Au cours d’une rencontre organisée chez le défunt, on procédera à l’inventaire des biens et au recensement de ses anciens créanciers et débiteurs. Tous ceux qui ont des choses à revendiquer doivent en apporter la preuve, au besoin en passant par le "cadi". La sérénité retrouvée, le veuf peut convoler en nouvelles noces quand il voudra, librement.
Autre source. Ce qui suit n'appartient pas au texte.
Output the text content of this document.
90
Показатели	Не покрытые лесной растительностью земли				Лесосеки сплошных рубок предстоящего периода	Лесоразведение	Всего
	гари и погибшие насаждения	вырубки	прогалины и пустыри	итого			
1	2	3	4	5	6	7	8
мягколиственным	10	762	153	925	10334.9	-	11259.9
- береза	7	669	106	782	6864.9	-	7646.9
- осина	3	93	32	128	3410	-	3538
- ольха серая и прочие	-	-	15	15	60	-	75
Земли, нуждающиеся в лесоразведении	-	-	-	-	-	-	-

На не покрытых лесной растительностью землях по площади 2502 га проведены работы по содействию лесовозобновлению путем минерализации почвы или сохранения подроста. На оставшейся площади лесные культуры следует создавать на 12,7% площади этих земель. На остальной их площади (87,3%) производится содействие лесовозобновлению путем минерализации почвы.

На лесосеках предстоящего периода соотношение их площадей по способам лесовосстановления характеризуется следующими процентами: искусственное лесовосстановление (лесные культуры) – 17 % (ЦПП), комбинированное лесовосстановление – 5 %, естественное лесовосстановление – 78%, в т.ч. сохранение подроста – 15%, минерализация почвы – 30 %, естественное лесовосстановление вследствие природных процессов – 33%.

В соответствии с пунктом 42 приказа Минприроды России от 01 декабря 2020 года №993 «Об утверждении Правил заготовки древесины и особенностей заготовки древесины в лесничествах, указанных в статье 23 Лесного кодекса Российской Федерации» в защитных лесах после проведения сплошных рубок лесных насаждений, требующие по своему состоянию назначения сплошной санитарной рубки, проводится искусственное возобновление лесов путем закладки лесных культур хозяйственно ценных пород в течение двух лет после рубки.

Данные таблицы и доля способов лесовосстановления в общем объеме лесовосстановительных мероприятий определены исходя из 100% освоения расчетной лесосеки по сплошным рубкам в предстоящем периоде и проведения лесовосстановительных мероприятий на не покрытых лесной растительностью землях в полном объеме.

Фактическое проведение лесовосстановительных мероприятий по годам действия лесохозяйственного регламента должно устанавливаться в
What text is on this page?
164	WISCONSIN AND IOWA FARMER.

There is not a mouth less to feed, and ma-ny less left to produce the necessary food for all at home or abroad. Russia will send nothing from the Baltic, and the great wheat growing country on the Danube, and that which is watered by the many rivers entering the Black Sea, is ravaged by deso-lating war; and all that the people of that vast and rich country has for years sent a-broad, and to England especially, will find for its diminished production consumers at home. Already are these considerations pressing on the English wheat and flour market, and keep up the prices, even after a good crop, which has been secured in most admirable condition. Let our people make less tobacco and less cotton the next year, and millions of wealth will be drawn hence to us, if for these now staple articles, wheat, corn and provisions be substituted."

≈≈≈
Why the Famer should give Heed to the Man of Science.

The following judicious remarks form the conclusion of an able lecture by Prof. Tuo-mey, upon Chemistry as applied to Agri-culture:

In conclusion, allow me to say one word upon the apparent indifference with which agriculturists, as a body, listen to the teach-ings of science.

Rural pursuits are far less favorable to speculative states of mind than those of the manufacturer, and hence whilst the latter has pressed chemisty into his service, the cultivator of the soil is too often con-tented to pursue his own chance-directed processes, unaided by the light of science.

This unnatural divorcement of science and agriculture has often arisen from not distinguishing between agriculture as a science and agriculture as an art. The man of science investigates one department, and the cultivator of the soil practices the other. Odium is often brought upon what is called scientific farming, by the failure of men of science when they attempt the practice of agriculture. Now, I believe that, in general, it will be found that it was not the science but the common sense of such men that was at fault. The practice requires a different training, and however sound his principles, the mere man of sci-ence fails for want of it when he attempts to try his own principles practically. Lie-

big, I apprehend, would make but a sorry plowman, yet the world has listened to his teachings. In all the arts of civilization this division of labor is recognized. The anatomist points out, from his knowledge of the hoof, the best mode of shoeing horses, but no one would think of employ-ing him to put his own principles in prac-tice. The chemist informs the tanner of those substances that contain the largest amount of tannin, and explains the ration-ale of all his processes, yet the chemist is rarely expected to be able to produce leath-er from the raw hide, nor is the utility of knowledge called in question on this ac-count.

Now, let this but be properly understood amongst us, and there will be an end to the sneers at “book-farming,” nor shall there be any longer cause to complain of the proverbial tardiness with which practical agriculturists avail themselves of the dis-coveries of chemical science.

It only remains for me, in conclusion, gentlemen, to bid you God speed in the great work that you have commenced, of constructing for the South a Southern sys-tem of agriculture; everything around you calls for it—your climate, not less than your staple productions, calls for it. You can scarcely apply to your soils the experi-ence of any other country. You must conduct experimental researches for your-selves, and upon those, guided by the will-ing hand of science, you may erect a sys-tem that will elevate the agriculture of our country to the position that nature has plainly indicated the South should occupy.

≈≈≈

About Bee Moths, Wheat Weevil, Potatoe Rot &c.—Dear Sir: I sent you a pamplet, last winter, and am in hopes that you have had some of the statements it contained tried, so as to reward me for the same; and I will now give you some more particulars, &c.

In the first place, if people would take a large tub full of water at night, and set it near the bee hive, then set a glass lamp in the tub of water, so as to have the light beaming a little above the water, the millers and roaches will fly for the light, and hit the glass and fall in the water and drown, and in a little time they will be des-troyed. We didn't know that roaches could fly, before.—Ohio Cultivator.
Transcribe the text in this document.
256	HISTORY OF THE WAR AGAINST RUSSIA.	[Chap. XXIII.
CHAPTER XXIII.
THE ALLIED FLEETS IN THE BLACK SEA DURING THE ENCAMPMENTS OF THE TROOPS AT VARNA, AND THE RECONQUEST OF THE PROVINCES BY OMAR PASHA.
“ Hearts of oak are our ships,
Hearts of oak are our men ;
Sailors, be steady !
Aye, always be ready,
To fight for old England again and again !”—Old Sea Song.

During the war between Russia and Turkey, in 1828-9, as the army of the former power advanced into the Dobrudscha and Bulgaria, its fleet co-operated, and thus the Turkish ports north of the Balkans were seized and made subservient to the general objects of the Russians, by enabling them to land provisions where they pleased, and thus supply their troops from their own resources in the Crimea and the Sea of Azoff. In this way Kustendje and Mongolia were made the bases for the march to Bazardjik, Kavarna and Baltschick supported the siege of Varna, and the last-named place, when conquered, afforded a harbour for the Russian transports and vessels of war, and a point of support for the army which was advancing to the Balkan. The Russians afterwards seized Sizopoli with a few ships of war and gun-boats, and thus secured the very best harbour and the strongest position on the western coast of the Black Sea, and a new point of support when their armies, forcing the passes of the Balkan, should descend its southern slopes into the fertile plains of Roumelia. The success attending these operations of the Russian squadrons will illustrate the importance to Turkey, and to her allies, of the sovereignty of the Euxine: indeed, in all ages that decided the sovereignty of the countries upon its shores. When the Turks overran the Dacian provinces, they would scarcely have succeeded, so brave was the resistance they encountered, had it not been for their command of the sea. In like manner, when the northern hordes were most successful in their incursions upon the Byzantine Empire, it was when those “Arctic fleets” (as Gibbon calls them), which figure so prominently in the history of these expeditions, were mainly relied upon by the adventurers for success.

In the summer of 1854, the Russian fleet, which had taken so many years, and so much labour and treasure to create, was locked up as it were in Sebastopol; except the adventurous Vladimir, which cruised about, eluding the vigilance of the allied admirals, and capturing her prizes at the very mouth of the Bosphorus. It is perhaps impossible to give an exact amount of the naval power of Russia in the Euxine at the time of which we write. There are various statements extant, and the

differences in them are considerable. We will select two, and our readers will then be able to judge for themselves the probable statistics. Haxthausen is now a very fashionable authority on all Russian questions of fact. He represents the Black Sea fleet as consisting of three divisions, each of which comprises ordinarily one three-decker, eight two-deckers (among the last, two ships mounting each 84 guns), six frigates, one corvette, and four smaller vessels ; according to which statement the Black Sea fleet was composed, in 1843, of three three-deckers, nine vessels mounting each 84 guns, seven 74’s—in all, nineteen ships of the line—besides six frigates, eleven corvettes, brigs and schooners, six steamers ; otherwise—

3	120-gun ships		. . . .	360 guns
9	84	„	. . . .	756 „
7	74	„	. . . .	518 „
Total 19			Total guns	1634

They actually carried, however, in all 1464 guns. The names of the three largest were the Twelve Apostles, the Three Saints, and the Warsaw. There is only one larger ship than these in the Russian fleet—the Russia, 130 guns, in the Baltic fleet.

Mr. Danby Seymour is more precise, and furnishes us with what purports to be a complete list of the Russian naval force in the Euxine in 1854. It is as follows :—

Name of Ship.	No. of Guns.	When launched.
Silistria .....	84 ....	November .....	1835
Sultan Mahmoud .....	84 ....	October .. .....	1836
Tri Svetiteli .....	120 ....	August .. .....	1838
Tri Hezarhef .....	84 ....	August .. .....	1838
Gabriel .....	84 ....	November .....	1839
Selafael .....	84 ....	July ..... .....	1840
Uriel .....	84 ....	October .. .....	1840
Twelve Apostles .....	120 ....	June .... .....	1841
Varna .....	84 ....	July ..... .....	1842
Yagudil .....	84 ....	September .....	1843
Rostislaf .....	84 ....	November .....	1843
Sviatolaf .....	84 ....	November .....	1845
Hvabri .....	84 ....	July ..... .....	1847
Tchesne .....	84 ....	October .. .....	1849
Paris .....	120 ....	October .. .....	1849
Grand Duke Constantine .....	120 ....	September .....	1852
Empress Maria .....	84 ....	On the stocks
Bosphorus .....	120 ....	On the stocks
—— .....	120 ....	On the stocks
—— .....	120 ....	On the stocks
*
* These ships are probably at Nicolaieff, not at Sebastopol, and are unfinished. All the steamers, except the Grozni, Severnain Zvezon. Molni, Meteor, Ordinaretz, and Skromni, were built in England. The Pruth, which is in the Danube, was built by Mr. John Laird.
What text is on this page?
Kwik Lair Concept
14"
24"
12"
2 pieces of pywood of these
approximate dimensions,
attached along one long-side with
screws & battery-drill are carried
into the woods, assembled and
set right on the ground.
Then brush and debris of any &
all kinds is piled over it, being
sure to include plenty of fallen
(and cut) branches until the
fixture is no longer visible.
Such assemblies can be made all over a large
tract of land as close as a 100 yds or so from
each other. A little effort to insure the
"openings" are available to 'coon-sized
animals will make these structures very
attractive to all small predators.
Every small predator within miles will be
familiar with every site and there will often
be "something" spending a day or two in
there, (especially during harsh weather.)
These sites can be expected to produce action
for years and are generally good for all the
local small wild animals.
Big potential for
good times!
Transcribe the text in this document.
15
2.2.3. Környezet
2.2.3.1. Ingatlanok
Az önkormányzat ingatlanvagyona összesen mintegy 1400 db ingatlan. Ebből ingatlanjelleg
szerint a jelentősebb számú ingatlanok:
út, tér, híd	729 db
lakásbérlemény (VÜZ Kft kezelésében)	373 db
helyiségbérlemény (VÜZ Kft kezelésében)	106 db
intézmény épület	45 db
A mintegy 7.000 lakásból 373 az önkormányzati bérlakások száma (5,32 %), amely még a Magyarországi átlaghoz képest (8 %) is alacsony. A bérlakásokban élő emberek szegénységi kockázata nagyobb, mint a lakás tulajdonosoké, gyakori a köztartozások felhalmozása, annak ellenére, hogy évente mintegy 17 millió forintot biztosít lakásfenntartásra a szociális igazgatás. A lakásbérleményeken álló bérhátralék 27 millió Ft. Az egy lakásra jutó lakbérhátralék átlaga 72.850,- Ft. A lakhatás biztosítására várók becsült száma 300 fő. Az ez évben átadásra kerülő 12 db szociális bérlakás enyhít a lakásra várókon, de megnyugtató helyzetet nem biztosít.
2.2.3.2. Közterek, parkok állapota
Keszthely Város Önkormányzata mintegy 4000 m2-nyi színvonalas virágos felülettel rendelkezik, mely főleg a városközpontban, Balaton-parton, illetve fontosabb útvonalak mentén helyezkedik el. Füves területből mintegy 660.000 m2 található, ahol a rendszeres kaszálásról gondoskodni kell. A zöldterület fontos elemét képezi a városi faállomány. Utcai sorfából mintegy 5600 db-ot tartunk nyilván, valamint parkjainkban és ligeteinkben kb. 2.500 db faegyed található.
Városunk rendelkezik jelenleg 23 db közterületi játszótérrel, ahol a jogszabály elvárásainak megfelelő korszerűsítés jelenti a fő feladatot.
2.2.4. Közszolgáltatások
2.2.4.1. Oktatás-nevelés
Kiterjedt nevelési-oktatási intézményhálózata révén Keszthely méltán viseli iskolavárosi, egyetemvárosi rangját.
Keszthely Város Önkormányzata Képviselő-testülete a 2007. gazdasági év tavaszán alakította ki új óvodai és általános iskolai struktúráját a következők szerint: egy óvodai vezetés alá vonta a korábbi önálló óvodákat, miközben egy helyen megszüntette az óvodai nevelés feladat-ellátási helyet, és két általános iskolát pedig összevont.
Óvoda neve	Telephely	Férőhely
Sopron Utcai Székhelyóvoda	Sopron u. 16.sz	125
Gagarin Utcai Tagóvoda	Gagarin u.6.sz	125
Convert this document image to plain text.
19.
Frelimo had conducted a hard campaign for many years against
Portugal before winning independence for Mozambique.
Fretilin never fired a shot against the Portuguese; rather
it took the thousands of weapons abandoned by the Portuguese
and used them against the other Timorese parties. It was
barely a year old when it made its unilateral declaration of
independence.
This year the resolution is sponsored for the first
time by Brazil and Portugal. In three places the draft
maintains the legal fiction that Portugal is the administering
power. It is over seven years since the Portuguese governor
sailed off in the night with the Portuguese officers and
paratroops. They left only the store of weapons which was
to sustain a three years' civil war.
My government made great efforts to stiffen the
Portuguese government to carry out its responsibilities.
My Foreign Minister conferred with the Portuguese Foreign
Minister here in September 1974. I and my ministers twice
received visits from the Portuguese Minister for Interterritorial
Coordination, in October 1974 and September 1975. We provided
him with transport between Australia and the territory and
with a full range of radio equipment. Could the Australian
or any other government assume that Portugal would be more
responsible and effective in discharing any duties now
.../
La femme par contre doit rester dans la famille de son défunt époux: "La veuve devient la femme du successeur ou, s’il est encore trop jeune, d’un des frères de son mari", explique le patriarche Feyou de Happy, ancien préfet et député aujourd’hui âgé de plus de 80 ans. "Les femmes doivent rester dans le foyer conjugal ; la veuve devient non seulement l’épouse de l’héritier, mais surtout son conseiller car elle est instruite de certaines affaires, habitudes et conceptions du défunt. Cette expérience est mise au service de l’héritier pour qu’il assume au mieux la succession". Dans le village Banka, de simples relations sexuelles avec un mâle n’appartenant pas à la famille sont considérées comme un acte de haute trahison. Pour garder son rang, elle doit "être lavée" par un membre de sa belle-famille. C’est d’ailleurs un devoir du "nouveau mari". Dans l’imaginaire collectif, le successeur qui refuse de se soumettre à cette exigence provoque la colère des ancêtres. Qui, en contrepartie, l’empêcheront de procréer dans ses nouvelles unions. Nonobstant leur âge, et en dehors de sa mère biologique, il faut entretenir sexuellement "ses nouvelles épouses".

Néanmoins cette disposition du code civil traditionnel est devenue une pomme de discorde. Les femmes répugnent de plus en plus à rester dans la concession de leur défunt époux, au nom d’une nouvelle conception de leur statut. "Je me suis mariée à un homme et non à une dynastie, témoigne Rosette M., une femme de 36 ans qui a perdu son mari l’année dernière. Il est hors de question que j’aille vivre avec des gens qui ont passé leur temps du vivant de mon mari à me combattre. Je me débrouillerai avec le peu de moyens qu’il m’a laissés". Les jeunes héritiers, de leur côté, ne savent pas trop quoi faire des vieilles femmes qu’on leur a laissées, dans un monde où les goûts et les habitudes sexuelles changent du jour au lendemain. Bien entendu, ce genre d’attitude irrite les partisans du respect de la tradition. "Les Blancs nous trompent, dit un notable Baboné. Aujourd’hui, on voit des femmes qui, à peine avoir fait leur "lavage", flânent dans les cabarets et autres lieux de détente" Comme si elles voulaient laisser comprendre qu’elles sont libres et que la porte est ouverte à la prostitution.". Ces derniers temps en effet, on note comme un essoufflement de la tradition. Les contraintes professionnelles, médico-sanitaires, les influences culturelles ont fini, par endroits, par avoir raison de cet "acte magique" qui a fait dire à une femme "qu’à tout prendre, il vaut mieux mourir le premier".